Ex-Blue Streak swimmers contribute in Iraq
By Mike Gross
Published Nov 18, 2006 23:49
Consider:


*Chris Deitz, Township Class of 1999, is a Navy Seal stationed in Iraq.


*Matt Lewis, Township 1999, is a Navy Seal stationed in Iraq.


*There is another Navy Seal from Township, currently stationed in Iraq, who asked that his name not be used.


*Dr. Andrew Baldwin, Township 1995, is a Navy physician, stationed in Hawaii, who supports the Seals.


*Laura Dogger, Township 2002, is a graduate of the Naval Academy currently serving in the military.


If the Midshipmen score a touchdown in the Army-Navy game and a roar goes up in Manheim Township, now you know why.


“They were all very team-oriented individuals,’’ Dan Graybill, Township’s swim coach, said Tuesday.


“They all had great discipline and a great work ethic. They brought that to everything they did in school, and now they’re bringing it to serving their country.’’


Graybill coached all of the five in high school and most of them at Overlook Swim Club from age 6 or 8 on.


All of the above were honor students and multi-sport athletes in high school. Deitz attended Penn State, Lewis Virginia Tech, Baldwin Duke and Dogger the Naval Academy.


Baldwin has been part of the Navy’s triathlon team and has completed several Ironman triathlons. Dogger was a varsity swimmer at Navy.


Neither has likely undergone anything like what Deitz and Lewis did to become Seals.


The Seals are not merely the Navy’s varsity, they are its All-America team. They are elite, special operations units that consist of about 1 percent of the total Navy.


The 16-month training begins with physical testing which requires the following minimums: a 500-yard swim using the breaststroke and/or sidestroke in under 12:30; 42 push-ups in two minutes; 50 sit-ups in two minutes; six pull-ups; and a 1.5-mile run in boots and long pants in less than 11:30.

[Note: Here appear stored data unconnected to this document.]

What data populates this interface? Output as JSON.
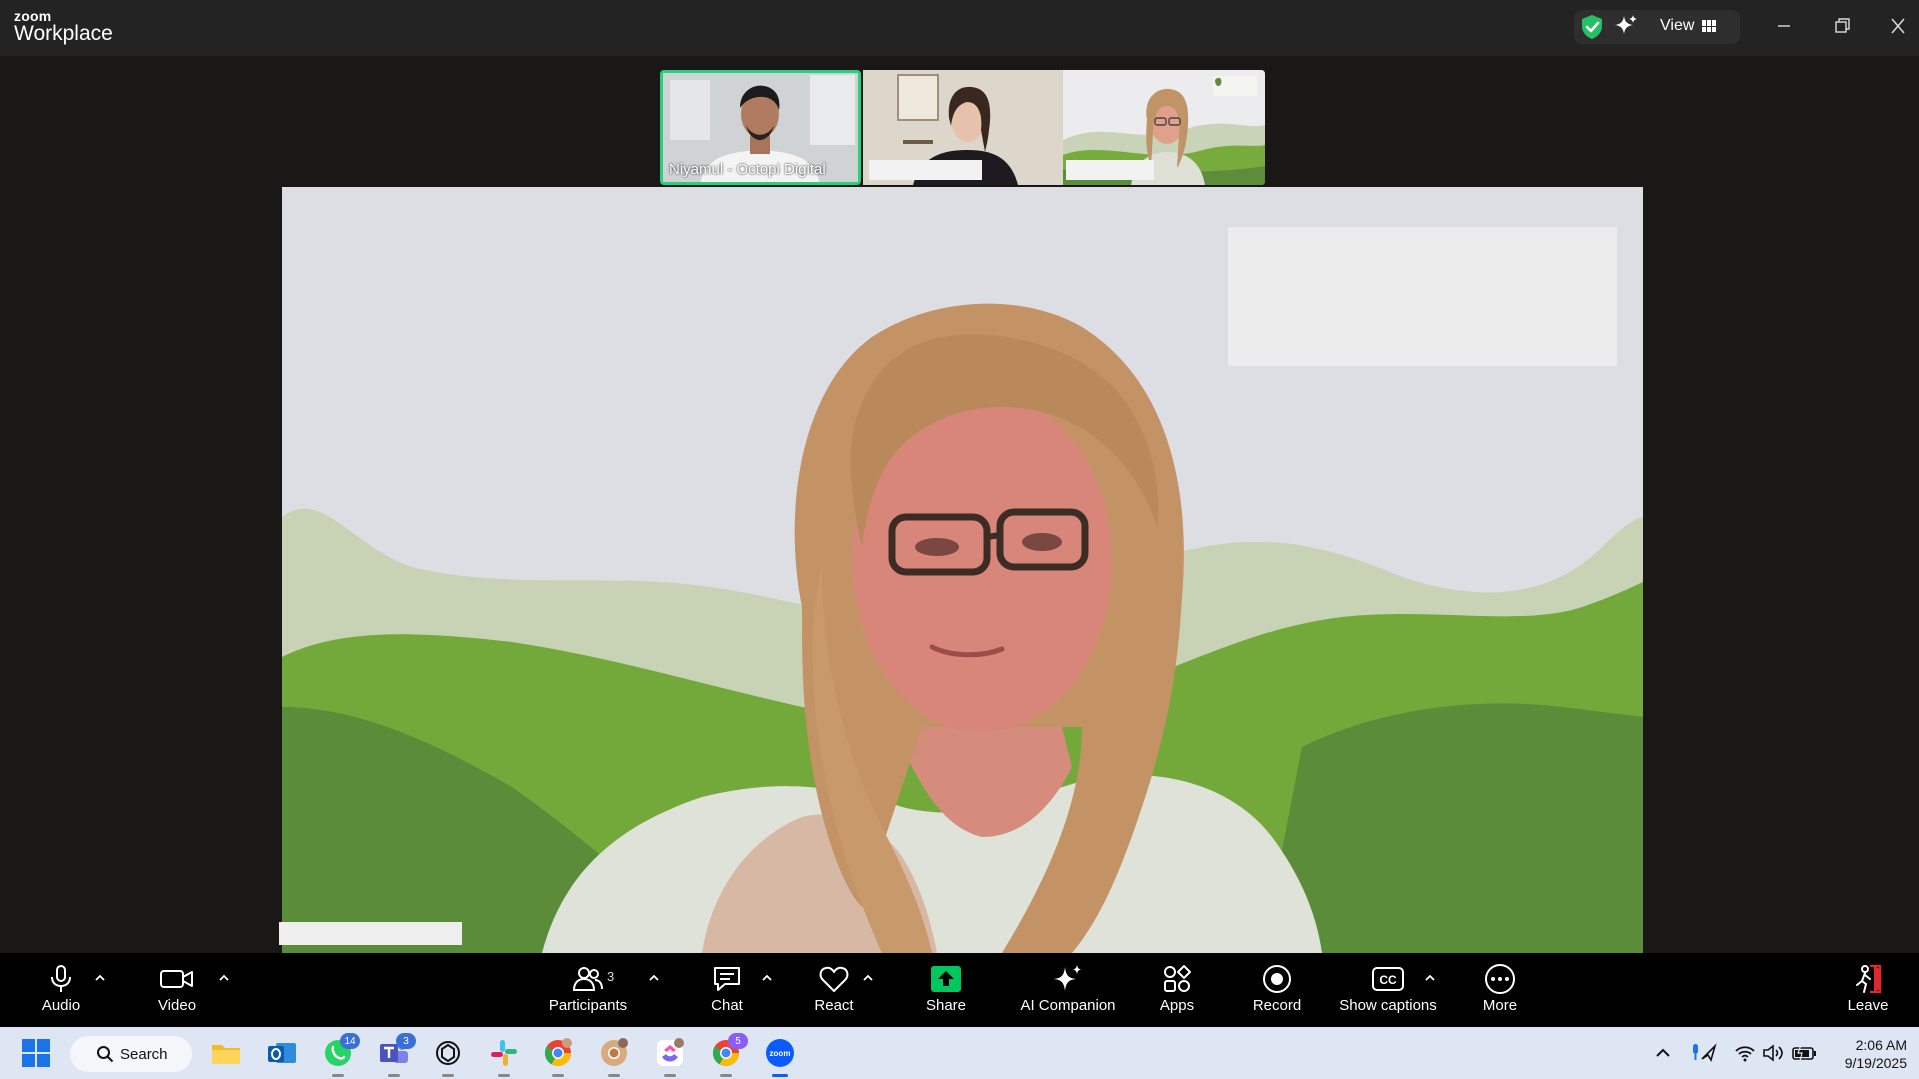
{
  "app": {
    "brand_small": "zoom",
    "brand_big": "Workplace"
  },
  "titlebar": {
    "view_label": "View"
  },
  "thumbnails": [
    {
      "name": "Niyamul - Octopi Digital",
      "active": true
    },
    {
      "name": "",
      "active": false
    },
    {
      "name": "",
      "active": false
    }
  ],
  "toolbar": {
    "audio": "Audio",
    "video": "Video",
    "participants": "Participants",
    "participants_count": "3",
    "chat": "Chat",
    "react": "React",
    "share": "Share",
    "ai_companion": "AI Companion",
    "apps": "Apps",
    "record": "Record",
    "show_captions": "Show captions",
    "more": "More",
    "leave": "Leave"
  },
  "taskbar": {
    "search_label": "Search",
    "whatsapp_badge": "14",
    "teams_badge": "3",
    "chrome3_badge": "5",
    "time": "2:06 AM",
    "date": "9/19/2025"
  },
  "colors": {
    "active_speaker_border": "#25d17b",
    "share_green": "#00c65e",
    "leave_red": "#e0282e",
    "hill_dark": "#5a8c3a",
    "hill_mid": "#73a83a",
    "hill_light": "#c8d2b4"
  }
}
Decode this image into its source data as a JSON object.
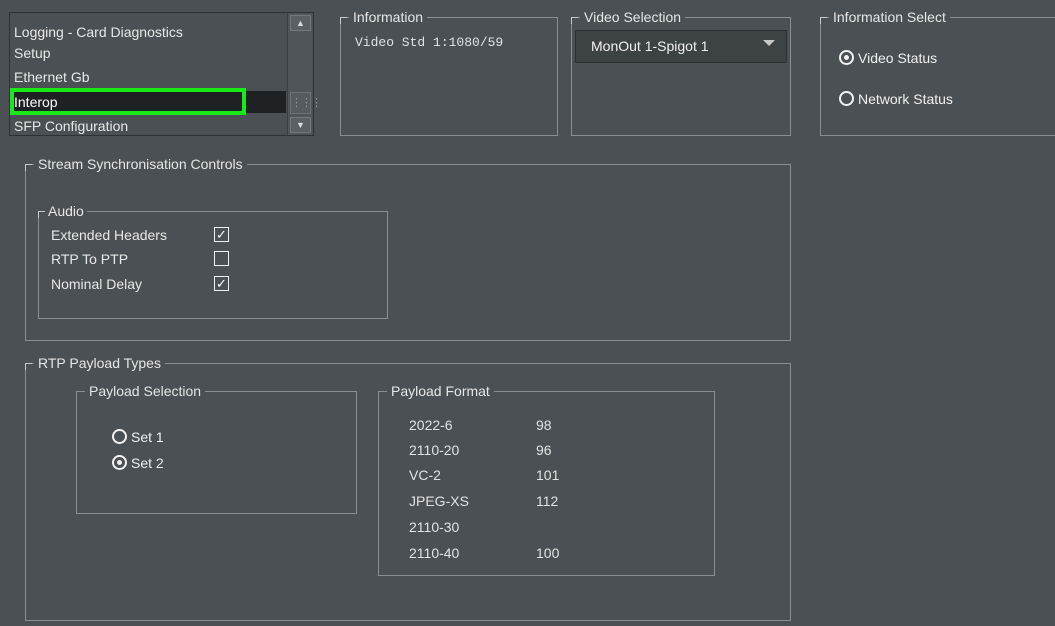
{
  "nav": {
    "items": [
      {
        "label": "Logging - Card Diagnostics",
        "selected": false
      },
      {
        "label": "Setup",
        "selected": false
      },
      {
        "label": "Ethernet Gb",
        "selected": false
      },
      {
        "label": "Interop",
        "selected": true
      },
      {
        "label": "SFP Configuration",
        "selected": false
      }
    ]
  },
  "information": {
    "title": "Information",
    "text": "Video Std 1:1080/59"
  },
  "video_selection": {
    "title": "Video Selection",
    "value": "MonOut 1-Spigot 1"
  },
  "information_select": {
    "title": "Information Select",
    "options": [
      {
        "label": "Video Status",
        "checked": true
      },
      {
        "label": "Network Status",
        "checked": false
      }
    ]
  },
  "stream_sync": {
    "title": "Stream Synchronisation Controls",
    "audio": {
      "title": "Audio",
      "items": [
        {
          "label": "Extended Headers",
          "checked": true
        },
        {
          "label": "RTP To PTP",
          "checked": false
        },
        {
          "label": "Nominal Delay",
          "checked": true
        }
      ]
    }
  },
  "rtp_payload": {
    "title": "RTP Payload Types",
    "selection": {
      "title": "Payload Selection",
      "options": [
        {
          "label": "Set 1",
          "checked": false
        },
        {
          "label": "Set 2",
          "checked": true
        }
      ]
    },
    "format": {
      "title": "Payload Format",
      "rows": [
        {
          "name": "2022-6",
          "value": "98"
        },
        {
          "name": "2110-20",
          "value": "96"
        },
        {
          "name": "VC-2",
          "value": "101"
        },
        {
          "name": "JPEG-XS",
          "value": "112"
        },
        {
          "name": "2110-30",
          "value": ""
        },
        {
          "name": "2110-40",
          "value": "100"
        }
      ]
    }
  },
  "colors": {
    "background": "#4a5054",
    "highlight": "#18ea18",
    "selected_row": "#1e2224"
  },
  "icons": {
    "scroll_up": "triangle-up",
    "scroll_down": "triangle-down",
    "dropdown": "triangle-down"
  }
}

Those are the minimums, but the testing is competitive, and realistic successful numbers are more like under 10 minutes for the swim, under 9:30 for the run, 20 pull-ups, and 80-100 push-ups and sit-ups.


That’s just the beginning of the testing. The “highlight” might be Hell Week, in which trainees spend four days wet, cold, covered with sand and nearly without food or sleep.

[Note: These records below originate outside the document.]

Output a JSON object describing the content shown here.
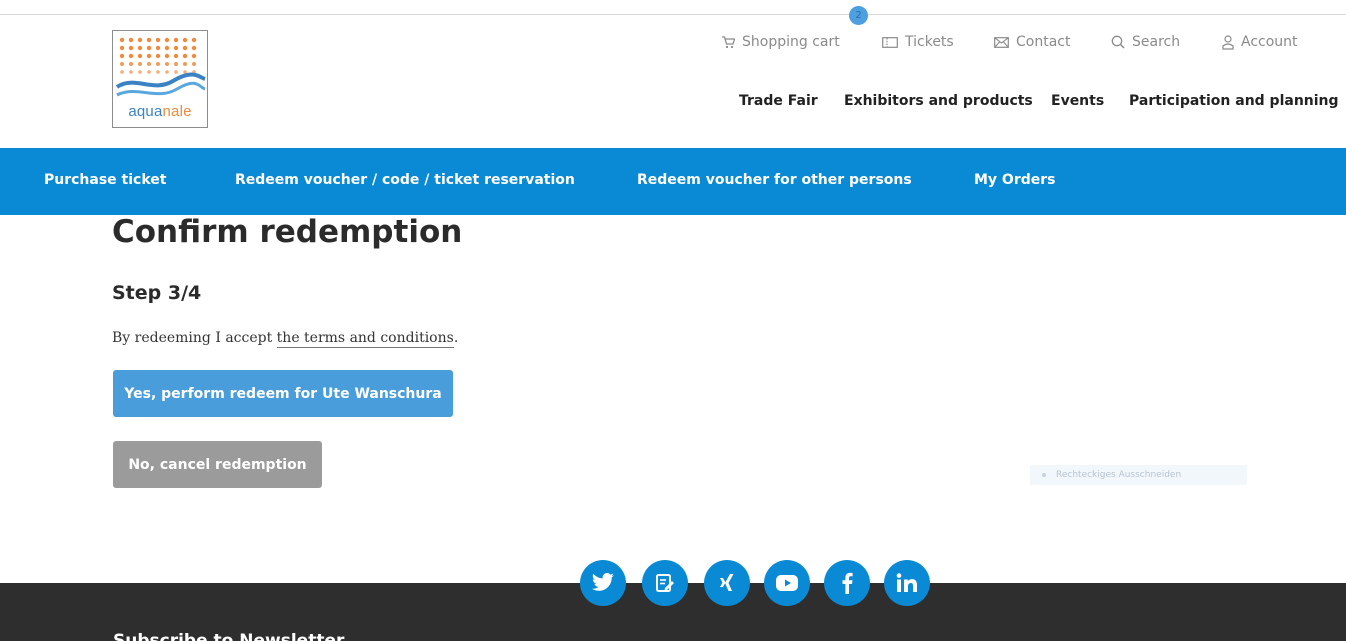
{
  "header": {
    "cart_count": "2",
    "logo": {
      "text_part1": "aqua",
      "text_part2": "nale"
    },
    "utility_nav": [
      {
        "label": "Shopping cart",
        "icon": "cart-icon"
      },
      {
        "label": "Tickets",
        "icon": "ticket-icon"
      },
      {
        "label": "Contact",
        "icon": "envelope-icon"
      },
      {
        "label": "Search",
        "icon": "search-icon"
      },
      {
        "label": "Account",
        "icon": "user-icon"
      }
    ],
    "main_nav": [
      "Trade Fair",
      "Exhibitors and products",
      "Events",
      "Participation and planning"
    ]
  },
  "subnav": [
    "Purchase ticket",
    "Redeem voucher / code / ticket reservation",
    "Redeem voucher for other persons",
    "My Orders"
  ],
  "main": {
    "title": "Confirm redemption",
    "step": "Step 3/4",
    "terms_prefix": "By redeeming I accept ",
    "terms_link": "the terms and conditions",
    "terms_suffix": ".",
    "yes_button": "Yes, perform redeem for Ute Wanschura",
    "no_button": "No, cancel redemption"
  },
  "overlay": {
    "label": "Rechteckiges Ausschneiden"
  },
  "footer": {
    "social": [
      "twitter-icon",
      "blog-icon",
      "xing-icon",
      "youtube-icon",
      "facebook-icon",
      "linkedin-icon"
    ],
    "newsletter_heading": "Subscribe to Newsletter"
  },
  "colors": {
    "brand_blue": "#0a8ad4",
    "button_blue": "#4a9ddb",
    "button_gray": "#9b9b9b",
    "footer_bg": "#2e2e2e",
    "logo_orange": "#f08a3c"
  }
}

Hell Week ends with an exercise in which trainees crawl through scum-covered water while automatic weapons fire blank bullets over their heads and artillery simulators explode around them.


By the end of Hell Week about 70-80 percent of the Seals prospects have failed, left because of injuries or quit. Once deployed, Seals could be anywhere in the world, engaged in almost any kind of warfare, reconnaissance or counter-terrorism activity.

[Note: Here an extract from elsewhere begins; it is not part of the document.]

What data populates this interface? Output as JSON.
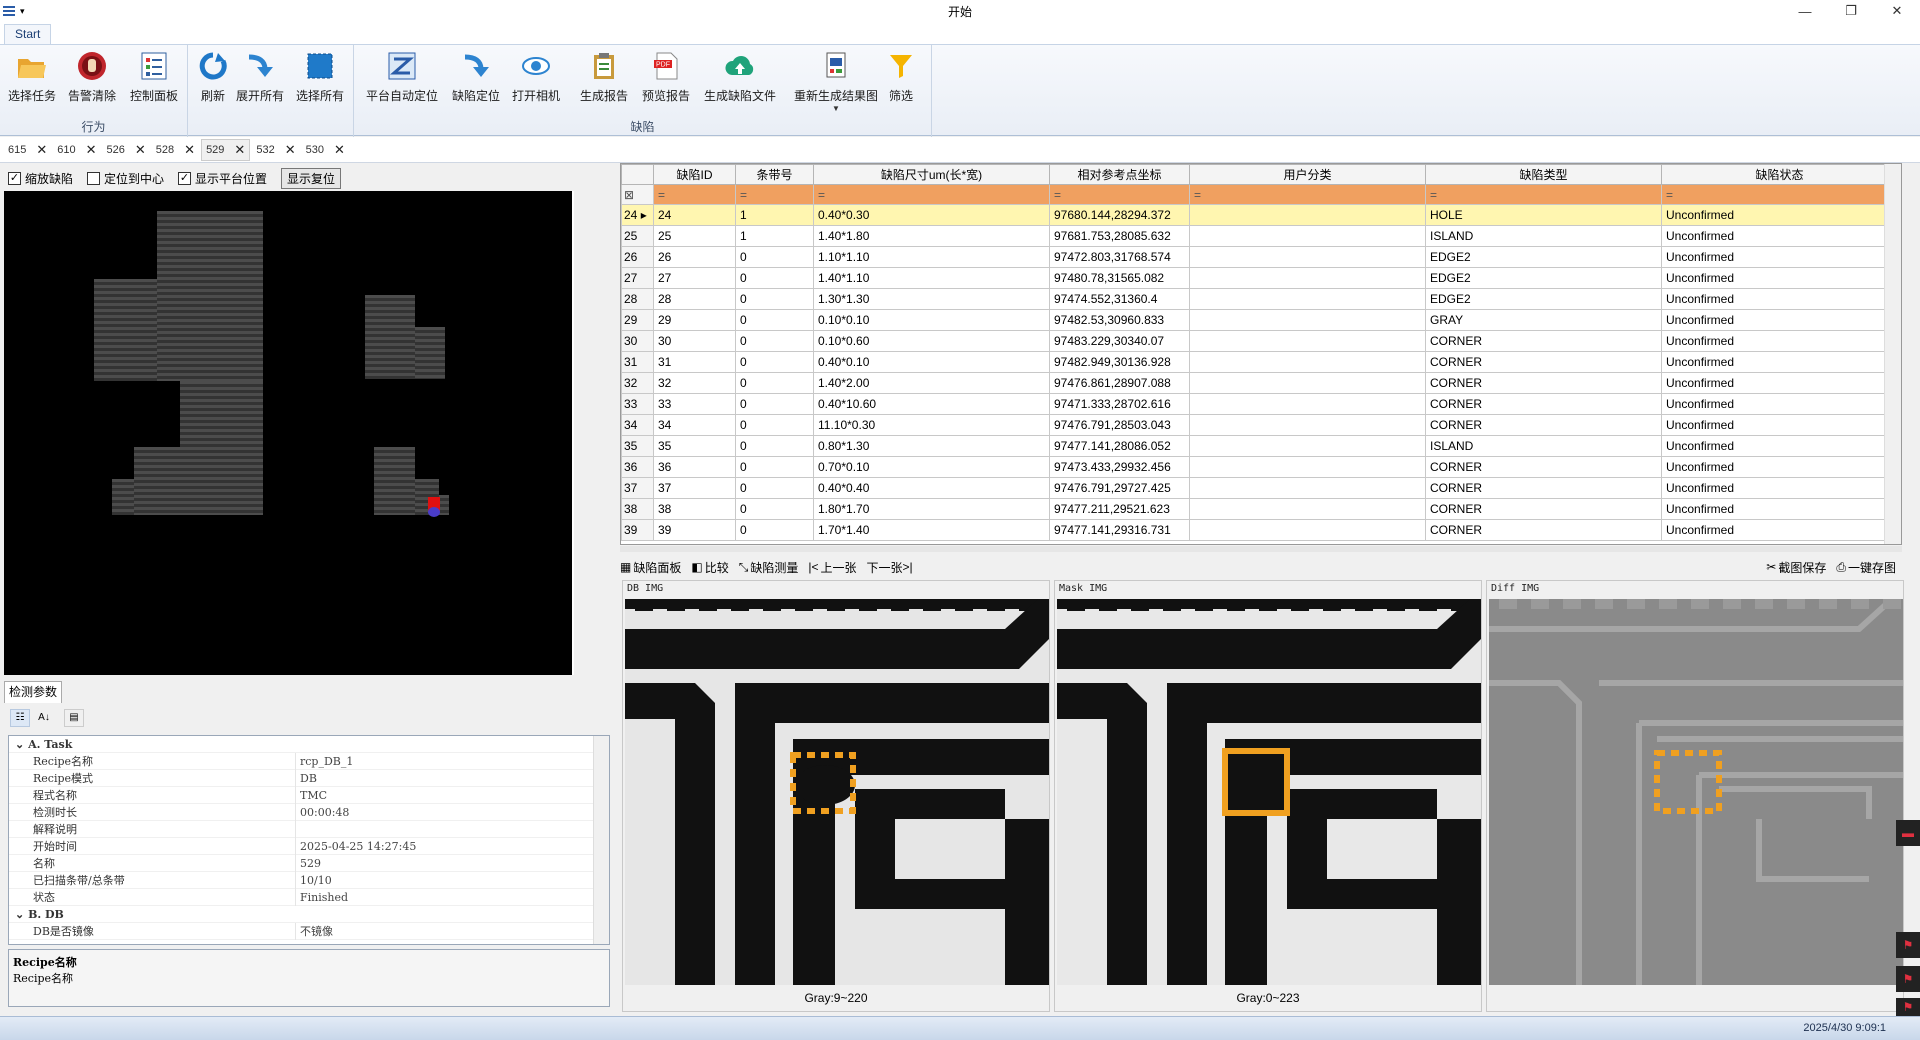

Which is why it was a surprise to Lewis and Deitz to run into each other in the Baghdad airport a few weeks ago. Deitz is known to be in Iraq, although his father, Skip Deitz, declined to say more last week.


“I can’t really talk about that,’’ he said. “I can tell you that everything I’ve gotten from him [about the military operation in Iraq] has been very positive.’’


Dogger is a surface warfare officer deploying to Southwest Asia. She is training to drive Navy ships.


The Seals, by the way, aren’t open to women.


Graybill says all these ex-swimmers have “it’’ — the combination of mental and physical toughness to push themselves to their absolute limit. He had a front-row seat to watch them develop it.


He even remembers the moment he knew Dogger had it.


This was in February 2002, at the Lancaster-Lebanon League girls’ swimming championships.


Township went into the day’s final event, the 400 relay, with a three-point lead over Cedar Crest. First place was worth 14 points, second place 10.


Dogger was swimming the anchor leg opposite Cedar Crest’s Marsena Vranesic, one of the best in the state, later a scholarship swimmer at Michigan State.


“I never shook so much in my life,’’ Dogger said after that race.


Dogger hit the water with a lead of about two body lengths, but Vranesic pulled even with a pool length remaining. Dogger held her off. By .06 of a second, Township was the league champ.


“I think she came of age that day,’’ Graybill said.


“She reached further inside herself than she ever had before.’’


Swimming, the ultimate grinder’s sport in which there’s no substitute for massive effort and sacrifice, can draw that out of a person.


And maybe help the person see the value in more effort, and more sacrifice.


“I’m glad this story’s going to be in the paper,’’ Graybill said.